8
votes

I am trying to write a simple piece of code to read values from a CSV file with a max of 100 entries into an array of structs.

Example of a line of the CSV file:

1,Mr,James,Quigley,Director,200000,0

I use the following code to read in the values, but when I print out the values they are incorrect

for(i = 0; i < 3; i++) /*just assuming number of entries here to demonstrate problem*/
    {
    fscanf(f, "%d,%s,%s,%s,%s,%d,%d", &inArray[i].ID, inArray[i].salutation, inArray[i].firstName, inArray[i].surName, inArray[i].position, &inArray[i].sal, &inArray[i].deleted);
    } 

Then when I print out the first name, the values are all assigned to the first name:

for(j = 0; j < 3; j++) /* test by printing values*/
    {
    printf("Employee name is %s\n", inArray[j].firstName);
    } 

Gives ames,Quigley,Director,200000,0 and so on in that way. I am sure it's how i format the fscanf line but I can't get it to work.

Here is my struct I'm reading into:

typedef struct Employee
    {
    int ID;
    char salutation[4];
    char firstName[21];
    char surName[31];
    char position[16];
    int sal;
    int deleted;
    } Employee;
2
%s is greedy, I think, and it reads a full word... It finds the %d, the integer part, then the ,, and then it has to read a string. , is valid in a string, so it reads until the end of the line (there is no space until then), not until the first comma... And the rest remains empty. (From this answer)ppeterka
You've got a firstN and a firstName in the posting - which is it? Can you post the struct as well?doctorlove
Corrected the var name and added structDawson

2 Answers

17
votes

This is because a string %s can contain the comma, so it gets scanned into the first string. There's no "look-ahead" in the scanf() formatting specifier, the fact that the %s is followed by a comma in the format specification string means nothing.
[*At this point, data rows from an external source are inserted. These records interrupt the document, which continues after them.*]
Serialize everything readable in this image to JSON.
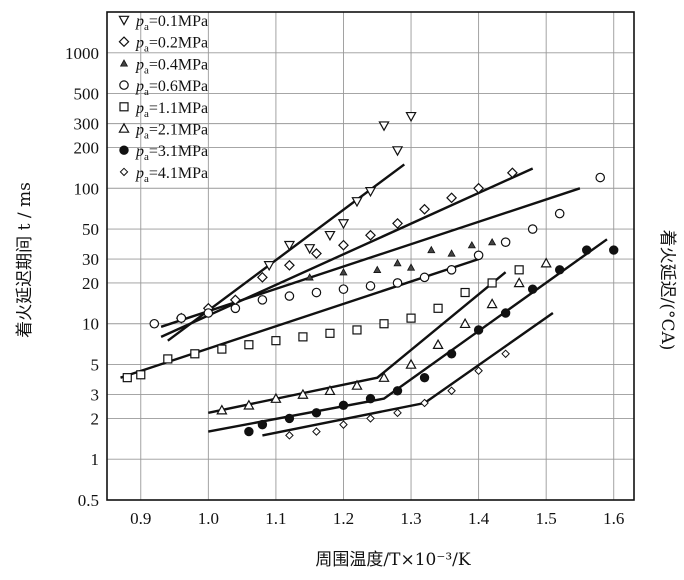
{
  "chart_data": {
    "type": "scatter",
    "xlabel_main": "周围温度",
    "xlabel_unit": "/T×10⁻³/K",
    "ylabel": "着火延迟期间 t / ms",
    "y2label": "着火延迟/(°CA)",
    "xlim": [
      0.85,
      1.63
    ],
    "ylim": [
      0.5,
      2000
    ],
    "y_scale": "log",
    "grid": true,
    "legend_position": "top-left",
    "x_ticks": [
      "0.9",
      "1.0",
      "1.1",
      "1.2",
      "1.3",
      "1.4",
      "1.5",
      "1.6"
    ],
    "y_ticks": [
      "0.5",
      "1",
      "2",
      "3",
      "5",
      "10",
      "20",
      "30",
      "50",
      "100",
      "200",
      "300",
      "500",
      "1000"
    ],
    "series": [
      {
        "name": "pa=0.1MPa",
        "pressure": "0.1",
        "marker": "tri-down-open",
        "points": [
          [
            1.09,
            27
          ],
          [
            1.12,
            38
          ],
          [
            1.15,
            36
          ],
          [
            1.18,
            45
          ],
          [
            1.2,
            55
          ],
          [
            1.22,
            80
          ],
          [
            1.24,
            95
          ],
          [
            1.26,
            290
          ],
          [
            1.28,
            190
          ],
          [
            1.3,
            340
          ]
        ],
        "fit": [
          [
            0.94,
            7.5
          ],
          [
            1.29,
            150
          ]
        ]
      },
      {
        "name": "pa=0.2MPa",
        "pressure": "0.2",
        "marker": "diamond-open",
        "points": [
          [
            0.96,
            11
          ],
          [
            1.0,
            13
          ],
          [
            1.04,
            15
          ],
          [
            1.08,
            22
          ],
          [
            1.12,
            27
          ],
          [
            1.16,
            33
          ],
          [
            1.2,
            38
          ],
          [
            1.24,
            45
          ],
          [
            1.28,
            55
          ],
          [
            1.32,
            70
          ],
          [
            1.36,
            85
          ],
          [
            1.4,
            100
          ],
          [
            1.45,
            130
          ]
        ],
        "fit": [
          [
            0.93,
            8
          ],
          [
            1.48,
            140
          ]
        ]
      },
      {
        "name": "pa=0.4MPa",
        "pressure": "0.4",
        "marker": "tri-up-small",
        "points": [
          [
            1.15,
            22
          ],
          [
            1.2,
            24
          ],
          [
            1.25,
            25
          ],
          [
            1.28,
            28
          ],
          [
            1.3,
            26
          ],
          [
            1.33,
            35
          ],
          [
            1.36,
            33
          ],
          [
            1.39,
            38
          ],
          [
            1.42,
            40
          ]
        ],
        "fit": []
      },
      {
        "name": "pa=0.6MPa",
        "pressure": "0.6",
        "marker": "circle-open",
        "points": [
          [
            0.92,
            10
          ],
          [
            0.96,
            11
          ],
          [
            1.0,
            12
          ],
          [
            1.04,
            13
          ],
          [
            1.08,
            15
          ],
          [
            1.12,
            16
          ],
          [
            1.16,
            17
          ],
          [
            1.2,
            18
          ],
          [
            1.24,
            19
          ],
          [
            1.28,
            20
          ],
          [
            1.32,
            22
          ],
          [
            1.36,
            25
          ],
          [
            1.4,
            32
          ],
          [
            1.44,
            40
          ],
          [
            1.48,
            50
          ],
          [
            1.52,
            65
          ],
          [
            1.58,
            120
          ]
        ],
        "fit": [
          [
            0.93,
            9.5
          ],
          [
            1.55,
            100
          ]
        ]
      },
      {
        "name": "pa=1.1MPa",
        "pressure": "1.1",
        "marker": "square-open",
        "points": [
          [
            0.88,
            4
          ],
          [
            0.9,
            4.2
          ],
          [
            0.94,
            5.5
          ],
          [
            0.98,
            6
          ],
          [
            1.02,
            6.5
          ],
          [
            1.06,
            7
          ],
          [
            1.1,
            7.5
          ],
          [
            1.14,
            8
          ],
          [
            1.18,
            8.5
          ],
          [
            1.22,
            9
          ],
          [
            1.26,
            10
          ],
          [
            1.3,
            11
          ],
          [
            1.34,
            13
          ],
          [
            1.38,
            17
          ],
          [
            1.42,
            20
          ],
          [
            1.46,
            25
          ]
        ],
        "fit": [
          [
            0.87,
            4
          ],
          [
            1.4,
            30
          ]
        ]
      },
      {
        "name": "pa=2.1MPa",
        "pressure": "2.1",
        "marker": "tri-up-open",
        "points": [
          [
            1.02,
            2.3
          ],
          [
            1.06,
            2.5
          ],
          [
            1.1,
            2.8
          ],
          [
            1.14,
            3
          ],
          [
            1.18,
            3.2
          ],
          [
            1.22,
            3.5
          ],
          [
            1.26,
            4
          ],
          [
            1.3,
            5
          ],
          [
            1.34,
            7
          ],
          [
            1.38,
            10
          ],
          [
            1.42,
            14
          ],
          [
            1.46,
            20
          ],
          [
            1.5,
            28
          ]
        ],
        "fit": [
          [
            1.0,
            2.2
          ],
          [
            1.25,
            4
          ],
          [
            1.44,
            24
          ]
        ]
      },
      {
        "name": "pa=3.1MPa",
        "pressure": "3.1",
        "marker": "circle-filled",
        "points": [
          [
            1.06,
            1.6
          ],
          [
            1.08,
            1.8
          ],
          [
            1.12,
            2
          ],
          [
            1.16,
            2.2
          ],
          [
            1.2,
            2.5
          ],
          [
            1.24,
            2.8
          ],
          [
            1.28,
            3.2
          ],
          [
            1.32,
            4
          ],
          [
            1.36,
            6
          ],
          [
            1.4,
            9
          ],
          [
            1.44,
            12
          ],
          [
            1.48,
            18
          ],
          [
            1.52,
            25
          ],
          [
            1.56,
            35
          ],
          [
            1.6,
            35
          ]
        ],
        "fit": [
          [
            1.0,
            1.6
          ],
          [
            1.26,
            2.8
          ],
          [
            1.59,
            42
          ]
        ]
      },
      {
        "name": "pa=4.1MPa",
        "pressure": "4.1",
        "marker": "diamond-small",
        "points": [
          [
            1.12,
            1.5
          ],
          [
            1.16,
            1.6
          ],
          [
            1.2,
            1.8
          ],
          [
            1.24,
            2
          ],
          [
            1.28,
            2.2
          ],
          [
            1.32,
            2.6
          ],
          [
            1.36,
            3.2
          ],
          [
            1.4,
            4.5
          ],
          [
            1.44,
            6
          ]
        ],
        "fit": [
          [
            1.08,
            1.5
          ],
          [
            1.32,
            2.6
          ],
          [
            1.51,
            12
          ]
        ]
      }
    ]
  }
}
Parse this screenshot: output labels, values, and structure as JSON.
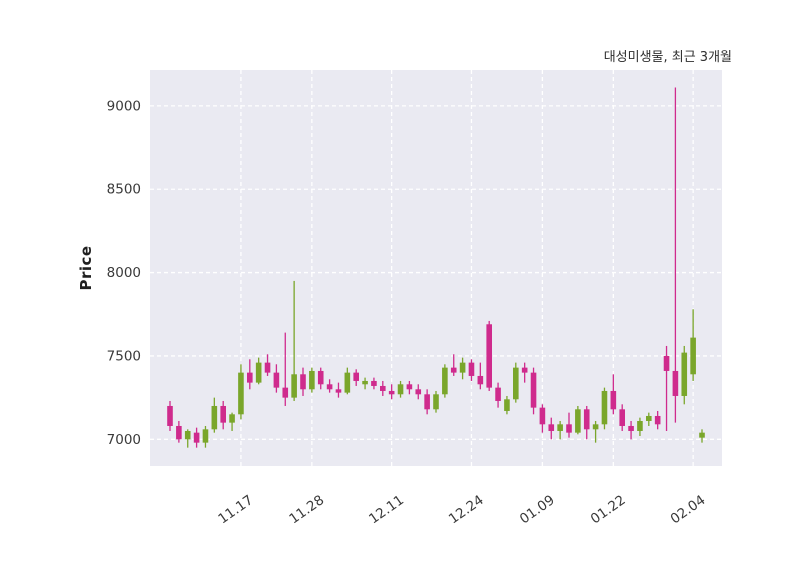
{
  "chart_data": {
    "type": "candlestick",
    "title": "대성미생물, 최근 3개월",
    "ylabel": "Price",
    "xlabel": "",
    "plot_bg": "#eaeaf2",
    "grid": "both-dashed-white",
    "legend": "none",
    "up_color": "#7aa62b",
    "down_color": "#cf2b8d",
    "tick_color": "#3a3a3a",
    "ylim": [
      6840,
      9215
    ],
    "yticks": [
      7000,
      7500,
      8000,
      8500,
      9000
    ],
    "xticks": [
      {
        "index": 8,
        "label": "11.17"
      },
      {
        "index": 16,
        "label": "11.28"
      },
      {
        "index": 25,
        "label": "12.11"
      },
      {
        "index": 34,
        "label": "12.24"
      },
      {
        "index": 42,
        "label": "01.09"
      },
      {
        "index": 50,
        "label": "01.22"
      },
      {
        "index": 59,
        "label": "02.04"
      }
    ],
    "candles_format": [
      "open",
      "high",
      "low",
      "close"
    ],
    "candles": [
      [
        7200,
        7230,
        7050,
        7080
      ],
      [
        7080,
        7110,
        6980,
        7000
      ],
      [
        7000,
        7060,
        6950,
        7050
      ],
      [
        7040,
        7070,
        6950,
        6980
      ],
      [
        6980,
        7080,
        6950,
        7060
      ],
      [
        7060,
        7250,
        7040,
        7200
      ],
      [
        7200,
        7230,
        7060,
        7100
      ],
      [
        7100,
        7160,
        7050,
        7150
      ],
      [
        7150,
        7450,
        7120,
        7400
      ],
      [
        7400,
        7480,
        7300,
        7340
      ],
      [
        7340,
        7490,
        7330,
        7460
      ],
      [
        7460,
        7510,
        7380,
        7400
      ],
      [
        7400,
        7450,
        7280,
        7310
      ],
      [
        7310,
        7640,
        7200,
        7250
      ],
      [
        7250,
        7950,
        7230,
        7390
      ],
      [
        7390,
        7430,
        7260,
        7300
      ],
      [
        7300,
        7430,
        7280,
        7410
      ],
      [
        7410,
        7430,
        7300,
        7330
      ],
      [
        7330,
        7360,
        7280,
        7300
      ],
      [
        7300,
        7340,
        7250,
        7280
      ],
      [
        7280,
        7430,
        7270,
        7400
      ],
      [
        7400,
        7420,
        7320,
        7350
      ],
      [
        7330,
        7370,
        7300,
        7350
      ],
      [
        7350,
        7370,
        7300,
        7320
      ],
      [
        7320,
        7350,
        7260,
        7290
      ],
      [
        7290,
        7330,
        7240,
        7270
      ],
      [
        7270,
        7350,
        7250,
        7330
      ],
      [
        7330,
        7350,
        7270,
        7300
      ],
      [
        7300,
        7330,
        7240,
        7270
      ],
      [
        7270,
        7300,
        7150,
        7180
      ],
      [
        7180,
        7290,
        7160,
        7270
      ],
      [
        7270,
        7450,
        7250,
        7430
      ],
      [
        7430,
        7510,
        7380,
        7400
      ],
      [
        7400,
        7490,
        7360,
        7460
      ],
      [
        7460,
        7480,
        7350,
        7380
      ],
      [
        7380,
        7460,
        7300,
        7330
      ],
      [
        7690,
        7710,
        7290,
        7310
      ],
      [
        7310,
        7340,
        7190,
        7230
      ],
      [
        7170,
        7260,
        7150,
        7240
      ],
      [
        7240,
        7460,
        7220,
        7430
      ],
      [
        7430,
        7460,
        7340,
        7400
      ],
      [
        7400,
        7430,
        7150,
        7190
      ],
      [
        7190,
        7210,
        7040,
        7090
      ],
      [
        7090,
        7130,
        7000,
        7050
      ],
      [
        7050,
        7110,
        7000,
        7090
      ],
      [
        7090,
        7160,
        7010,
        7040
      ],
      [
        7040,
        7200,
        7030,
        7180
      ],
      [
        7180,
        7200,
        7000,
        7060
      ],
      [
        7060,
        7110,
        6980,
        7090
      ],
      [
        7090,
        7310,
        7060,
        7290
      ],
      [
        7290,
        7390,
        7150,
        7180
      ],
      [
        7180,
        7210,
        7050,
        7080
      ],
      [
        7080,
        7110,
        7000,
        7050
      ],
      [
        7050,
        7130,
        7020,
        7110
      ],
      [
        7110,
        7160,
        7080,
        7140
      ],
      [
        7140,
        7170,
        7060,
        7090
      ],
      [
        7500,
        7560,
        7050,
        7410
      ],
      [
        7410,
        9110,
        7100,
        7260
      ],
      [
        7260,
        7560,
        7210,
        7520
      ],
      [
        7390,
        7780,
        7350,
        7610
      ],
      [
        7010,
        7060,
        6980,
        7040
      ]
    ]
  }
}
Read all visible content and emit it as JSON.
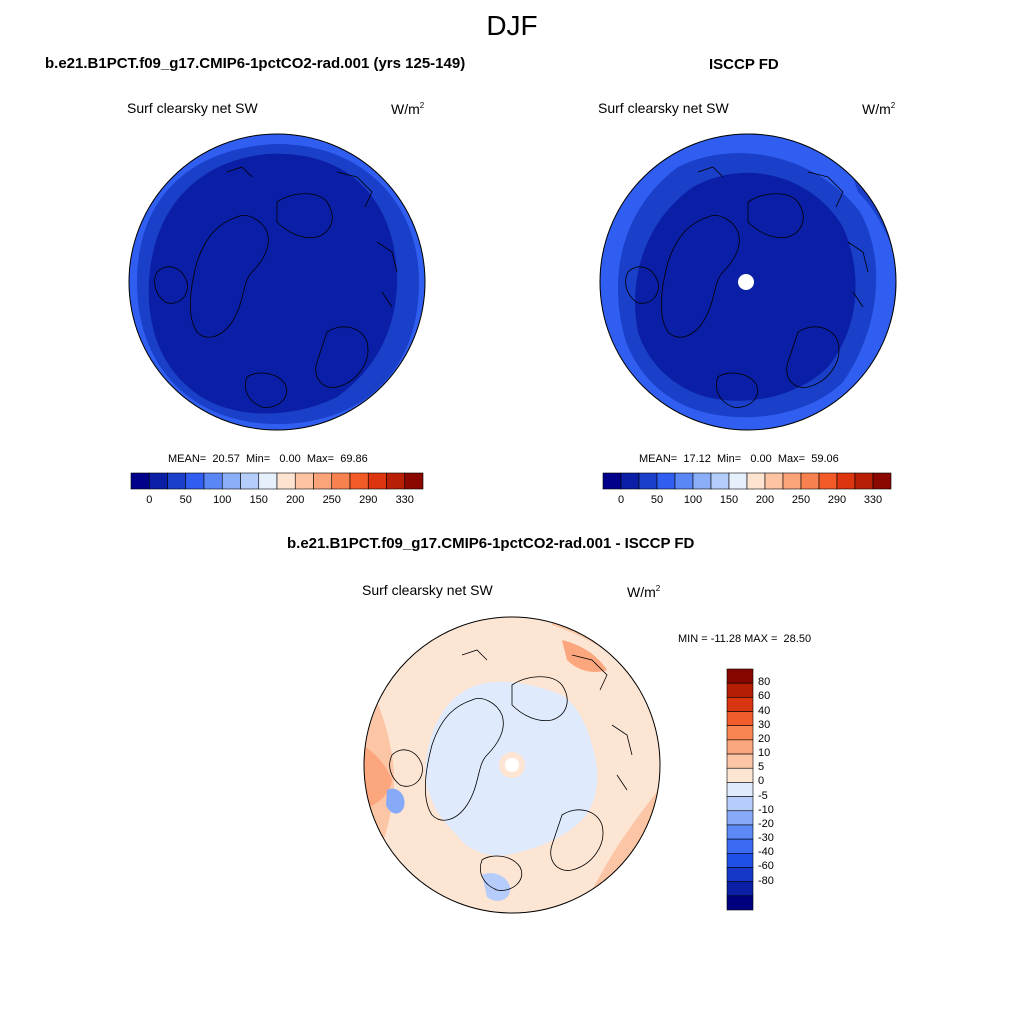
{
  "season": "DJF",
  "variable": "Surf clearsky net SW",
  "units": "W/m",
  "units_exponent": "2",
  "colors": {
    "land_outline": "#000000",
    "abs_palette": [
      "#00008b",
      "#0a1fa5",
      "#1a3fc8",
      "#2f5ef0",
      "#5b86f5",
      "#8aaef8",
      "#b5cdfb",
      "#e6f0fd",
      "#fde3d0",
      "#fcc4a3",
      "#fba47a",
      "#f8824f",
      "#f25a28",
      "#dd3510",
      "#b81f04",
      "#8a0800"
    ],
    "diff_palette": [
      "#00007f",
      "#0a1fa5",
      "#1638c8",
      "#1e4fe6",
      "#3a6bf2",
      "#5c89f6",
      "#86aaf8",
      "#b6cdfb",
      "#dfeafd",
      "#fde5d3",
      "#fcc6a6",
      "#fba67c",
      "#f88552",
      "#f15c2b",
      "#d83511",
      "#b41e04",
      "#850700"
    ]
  },
  "panels": [
    {
      "title": "b.e21.B1PCT.f09_g17.CMIP6-1pctCO2-rad.001 (yrs 125-149)",
      "mean_label": "MEAN=",
      "mean": "20.57",
      "min_label": "Min=",
      "min": "0.00",
      "max_label": "Max=",
      "max": "69.86"
    },
    {
      "title": "ISCCP FD",
      "mean_label": "MEAN=",
      "mean": "17.12",
      "min_label": "Min=",
      "min": "0.00",
      "max_label": "Max=",
      "max": "59.06"
    }
  ],
  "abs_colorbar_labels": [
    "0",
    "50",
    "100",
    "150",
    "200",
    "250",
    "290",
    "330"
  ],
  "diff": {
    "title": "b.e21.B1PCT.f09_g17.CMIP6-1pctCO2-rad.001 - ISCCP FD",
    "stats": "MIN = -11.28 MAX =  28.50",
    "colorbar_labels": [
      "80",
      "60",
      "40",
      "30",
      "20",
      "10",
      "5",
      "0",
      "-5",
      "-10",
      "-20",
      "-30",
      "-40",
      "-60",
      "-80"
    ]
  }
}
Use character groups (search the manual for [).

const int got = fscanf(f, "%d,%[^,],%[^,],%[^,],%[^,],%d,%d", &inArray[i].ID,
                       inArray[i].salutation, inArray[i].firstName,
                       inArray[i].surName, inArray[i].position, &inArray[i].sal, 
                       &inArray[i].deleted);

And learn to check the return value, since I/O calls can fail! Don't depend on the data being valid unless got is 7.

To make your program read the entire file (multiple records, i.e. lines), I would recommend loading entire lines into a (large) fixed-size buffer with fgets(), then using sscanf() on that buffer to parse out the column values. That is much easier and will ensure that you really do scan separate lines, calling fscanf() in a loop will not, since to fscanf() a linefeed is just whitespace.

2
votes

Might as well post my comment as an answer:

%s reads a full word by default.

It finds the %d, the integer part, then the ,, and then it has to read a string. , is considered valid in a word (it is not a whitespace), so it reads until the end of the line (there is no whitespace until then), not until the first comma... And the rest remains empty. (From this answer)

You have to change the separator with specifying a regex:

fscanf(f, "%d,%[^,],%[^,],%[^,],%[^,],%d,%d", &inArray[i].ID, inArray[i].salutation, inArray[i].firstName, inArray[i].surName, inArray[i].position, &inArray[i].sal, &inArray[i].deleted);

Instead of %s, use %[^,], which means "grab all chars, and stop when found a ,".

EDIT

%[^,]s is bad, it would need a literal s after the end of the scanset... Thanks @MichaelPotter

(From Changing the scanf() delimiter and Reading values from CSV file into variables )